Yahudi kabileler içinde düşmanlıklarını ilk önce açığa
vuran Kaynuka yahudileri, Bedir zaferini küçümsüyor, sebebini,
Mekkeli arapların savaş bilmemelerine bağlayıp; "bizimle
karşılaşsalar da savaş nasıl olurmuş görseler" diyerek müslümanları
hafife alıyorlardı.
Bir müslüman
kadının yahudiler tarafından saldırıya uğraması üzerine çıkan
olaydan sonra Resulullah (s.a.s), Kaynukaoğullarına savaş ilân
etti. Müslümanlara karşı büyüklenen bu yahudi kabile, tıynetlerindeki
korkaklıklarından, sarfettikleri sözleri unutup kalelerine
kapanmaktan başka ça! re bulamadılar. Müslümanlarla çatışma
cesaretini gösteremeyen Kaynukaoğulları teslim olmaları üzerine
Medine'den sürülüp çıkarıldılar (bk. ; Kaynukaoğulları).
Gelişen olaylar
çerçevesinde Allah Teâlâ, sosyal, iktisadî, siyasî konulardaki
ayetlerini, hikmetine binaen bir nüzul sebebi çerçevesinde gönderirken,
İslâm savaş hukukuna dair teşrii de oluşmaya başlamıştı. İslâm,
canlı bir hayat dini olduğu için, inen hükümler hemen toplum
hayatına yansıtılıyor ve müslümanlar tarafından hazmedilerek,
yaşayışlarını onlara göre düzene koyuyorlardı. İslâm tebliğinin
Mekke safhası, nasıl ki kıyamete kadar sürecek tevhid mücadelesinde
insanlara örnek teşkil etsin diye Allah tarafından o seçkin
topluluğa yaşatılmışsa, Medine dönemi de, kıyamete kadar müslümanların
ferdi yaşayışlarından devlet düzenine kadar her şeyleri için
örnek olsun diye, yine o seçkin sahabeler topluluğuna yaşatılmakta
idi.
Bedir savaşından
sonra Resulullah, Mekke müşrikleriyle müttefik konumundaki müşrik
kabilelere karşı akınlara girişmişti. Bedir'de müslümanların
elde ettiği zafer ve Kaynukaoğullarının ihanetlerine karşılık
sürülmeleri, geri kalan yahudileri çileden çıkarmıştı. Bütün
peygamberlere ihanet eden bu kavim, Resulullah (s.a.s).ile yaptığı
antlaşmaya aykırı olarak Mekke müşrikleriyle gizliden gizliye
komplolar hazırlamaya girişti. Yahudi liderlerinden şair Ka'b b.

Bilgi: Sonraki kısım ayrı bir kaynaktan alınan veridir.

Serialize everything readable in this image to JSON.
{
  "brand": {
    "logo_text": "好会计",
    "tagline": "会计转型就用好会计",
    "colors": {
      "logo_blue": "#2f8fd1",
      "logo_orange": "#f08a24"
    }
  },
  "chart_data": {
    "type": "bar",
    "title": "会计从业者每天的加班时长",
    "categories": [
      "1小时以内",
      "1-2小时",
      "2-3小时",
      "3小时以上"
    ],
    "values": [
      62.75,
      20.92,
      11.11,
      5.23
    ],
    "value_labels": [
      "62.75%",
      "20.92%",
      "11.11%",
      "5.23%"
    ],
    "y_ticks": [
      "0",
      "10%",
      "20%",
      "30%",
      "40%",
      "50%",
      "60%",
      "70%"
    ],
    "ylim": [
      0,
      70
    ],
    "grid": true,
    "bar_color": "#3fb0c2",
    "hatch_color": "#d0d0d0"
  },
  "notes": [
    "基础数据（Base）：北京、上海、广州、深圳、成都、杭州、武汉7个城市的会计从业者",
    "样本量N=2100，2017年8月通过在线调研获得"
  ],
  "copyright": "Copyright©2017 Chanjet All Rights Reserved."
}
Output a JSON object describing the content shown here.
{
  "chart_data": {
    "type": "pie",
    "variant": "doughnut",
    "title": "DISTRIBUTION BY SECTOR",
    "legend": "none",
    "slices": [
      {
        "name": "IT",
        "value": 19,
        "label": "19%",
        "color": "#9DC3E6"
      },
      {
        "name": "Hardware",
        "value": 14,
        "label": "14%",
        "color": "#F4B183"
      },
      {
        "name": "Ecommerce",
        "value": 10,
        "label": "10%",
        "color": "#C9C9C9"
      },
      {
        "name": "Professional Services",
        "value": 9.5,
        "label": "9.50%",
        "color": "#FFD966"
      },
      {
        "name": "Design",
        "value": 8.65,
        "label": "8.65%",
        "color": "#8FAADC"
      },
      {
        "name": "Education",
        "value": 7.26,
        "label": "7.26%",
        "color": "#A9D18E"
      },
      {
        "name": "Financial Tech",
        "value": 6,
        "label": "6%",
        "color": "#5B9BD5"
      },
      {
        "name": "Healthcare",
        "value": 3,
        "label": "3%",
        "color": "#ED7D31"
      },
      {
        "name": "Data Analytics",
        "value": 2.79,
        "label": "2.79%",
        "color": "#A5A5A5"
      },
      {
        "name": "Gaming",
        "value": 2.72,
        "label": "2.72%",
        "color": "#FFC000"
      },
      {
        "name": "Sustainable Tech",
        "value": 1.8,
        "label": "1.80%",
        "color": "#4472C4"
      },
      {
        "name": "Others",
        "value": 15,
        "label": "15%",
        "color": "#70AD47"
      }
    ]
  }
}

Eşref, Bedir zaferini duyduğu zaman üzüntüsünden;
"Bugün
yerin altı üstünden yeğdir" demiştir. Bu adam Mekke'ye
gidiyor ve Bedrin intikamını almaları için onları harekete geçirmeye
çalışıyor, yahudilerin kendilerine yardım yapacağına dair
taahhütlerde bulunuyordu. Düşmanlıkta alenî davranan ve ileri
giden bu yahudi öldürülerek fesatı engellenmişti.
Bedir mağlubiyetini
bir türlü hazmedemeyen ve öfkeden çılgına dönen müşrikler,
intikam almak için hemen hazırlıklara girişmişlerdi. Bedir öncesi,
Ebu Süfyan'ın Mekke'ye ulaştırdığı kervandan herkes sadece
sermayelerini almış, kervanın 250.000 dirhem tutarındaki toplam
kârı ordu teşkilinde harcanmak için ayrılmıştı. Mekke dışındaki
bir çok kabileye heyetler gönderilerek para karşılığında
asker toplama yoluna gidildi. Ordunun mümkün olduğu kadar büyük
ve kalabalık olması gerekiyordu. Zira Medine'ye doğru yürüme
cesaretini ancak bununla kendilerinde bulabilirlerdi.